Tras el 1-0 en contra con que terminó la primera parte, Heriberto Herrera habñia perdido alguna de sus armas cara a la reanudación del encuentro. La búsqueda sin descanso del empate era motivo y fin indiscutible para los once hombres valencianistas. Y en principio comenzaron bien las cosas para los de casa. Kempes, demostrando su clase indiscutible, lograba empatar el encuentro a los tres minutos de haberse puesto el balón en funcionamiento. Contra la lógica local, llegó el segundo tanto atlético.

Fue, sin lugar a dudas, la jugada más discutida del encuentro. Robi adelantó a Aguilar y éste, en fuera de juego, corrió la banda hasta lograr el centro deseado. Allí, Rubén Cano sólo tuvo que empujar el balón a las mallas. ¿Off-side si o no?

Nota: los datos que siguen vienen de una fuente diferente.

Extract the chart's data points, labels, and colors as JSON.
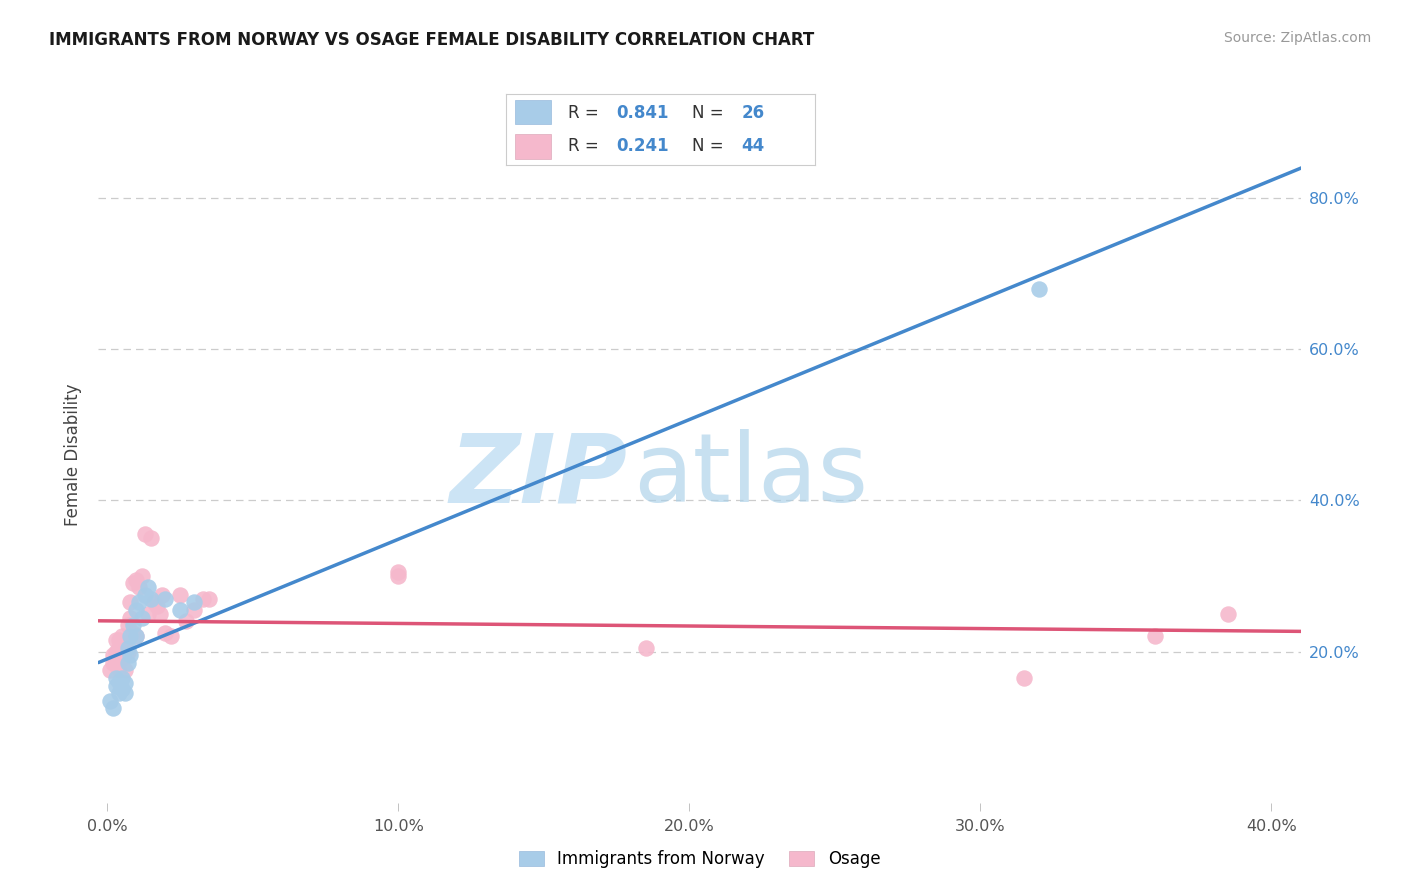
{
  "title": "IMMIGRANTS FROM NORWAY VS OSAGE FEMALE DISABILITY CORRELATION CHART",
  "source": "Source: ZipAtlas.com",
  "ylabel": "Female Disability",
  "xlim": [
    -0.003,
    0.41
  ],
  "ylim": [
    0.0,
    0.92
  ],
  "x_tick_positions": [
    0.0,
    0.1,
    0.2,
    0.3,
    0.4
  ],
  "x_tick_labels": [
    "0.0%",
    "10.0%",
    "20.0%",
    "30.0%",
    "40.0%"
  ],
  "y_ticks_right": [
    0.2,
    0.4,
    0.6,
    0.8
  ],
  "y_tick_labels_right": [
    "20.0%",
    "40.0%",
    "60.0%",
    "80.0%"
  ],
  "legend_label1": "Immigrants from Norway",
  "legend_label2": "Osage",
  "R1_text": "0.841",
  "N1_text": "26",
  "R2_text": "0.241",
  "N2_text": "44",
  "blue_scatter": "#a8cce8",
  "pink_scatter": "#f5b8cc",
  "line_blue": "#4488cc",
  "line_pink": "#dd5577",
  "watermark_zip_color": "#cce4f5",
  "watermark_atlas_color": "#aad0e8",
  "norway_x": [
    0.001,
    0.002,
    0.003,
    0.003,
    0.004,
    0.004,
    0.005,
    0.005,
    0.006,
    0.006,
    0.007,
    0.007,
    0.008,
    0.008,
    0.009,
    0.01,
    0.01,
    0.011,
    0.012,
    0.013,
    0.014,
    0.015,
    0.02,
    0.025,
    0.03,
    0.32
  ],
  "norway_y": [
    0.135,
    0.125,
    0.155,
    0.165,
    0.145,
    0.16,
    0.15,
    0.165,
    0.145,
    0.158,
    0.185,
    0.205,
    0.195,
    0.22,
    0.235,
    0.255,
    0.22,
    0.265,
    0.245,
    0.275,
    0.285,
    0.27,
    0.27,
    0.255,
    0.265,
    0.68
  ],
  "osage_x": [
    0.001,
    0.002,
    0.002,
    0.003,
    0.003,
    0.003,
    0.004,
    0.004,
    0.004,
    0.005,
    0.005,
    0.005,
    0.006,
    0.006,
    0.007,
    0.007,
    0.008,
    0.008,
    0.009,
    0.009,
    0.01,
    0.01,
    0.011,
    0.012,
    0.013,
    0.014,
    0.015,
    0.016,
    0.017,
    0.018,
    0.019,
    0.02,
    0.022,
    0.025,
    0.027,
    0.03,
    0.033,
    0.035,
    0.1,
    0.1,
    0.185,
    0.315,
    0.36,
    0.385
  ],
  "osage_y": [
    0.175,
    0.185,
    0.195,
    0.185,
    0.2,
    0.215,
    0.175,
    0.205,
    0.215,
    0.19,
    0.21,
    0.22,
    0.175,
    0.21,
    0.2,
    0.235,
    0.245,
    0.265,
    0.225,
    0.29,
    0.22,
    0.295,
    0.285,
    0.3,
    0.355,
    0.25,
    0.35,
    0.265,
    0.26,
    0.25,
    0.275,
    0.225,
    0.22,
    0.275,
    0.24,
    0.255,
    0.27,
    0.27,
    0.3,
    0.305,
    0.205,
    0.165,
    0.22,
    0.25
  ]
}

Para nosotros sí lo fue, pero el señor Crespo Aurre, que a lo largo de toda la tarde no cesó ni un minuto en su empeño de equivocarse, dio el tanto por válido.

Sólo en cosa de cinco minutos, las cosas habían vuelto a estar como antes, pero con la salvedad de que el Atlético de Madrid se había hecho el dueño y señor de la situación. La defensa valencianista, que demostró ser uno de los problemas más grandes del equipo, hacía aguas en los contrataques que se le venían encima. Ni Carrete, gran atacante y mediano defensor, ni Castellanos, que además de tener al público en contra, no acierta una, ni Cerveró estaban a la altura de los delanteros contrarios. A Rubén Cano lo tuvieron que derribar claramente en el área cuando ya se colaba. El señor Crespo Aurre continuó en su línea: mutis.

La verdad es que el tercer gol atlético se veía venir, y vino. Un rebote de esos extraños a saque de una falta, y Cano, que no perdona, batió por tercera vez a Balaguer. La suerte parecía echada. Se estaba demostrando que el buen hacer visitante habia proporcionado sus frutos. El final, como el principio. Balones bombeados rematados sin dirección y un postrero gol tras un sifín de rebotes en el área de Reina.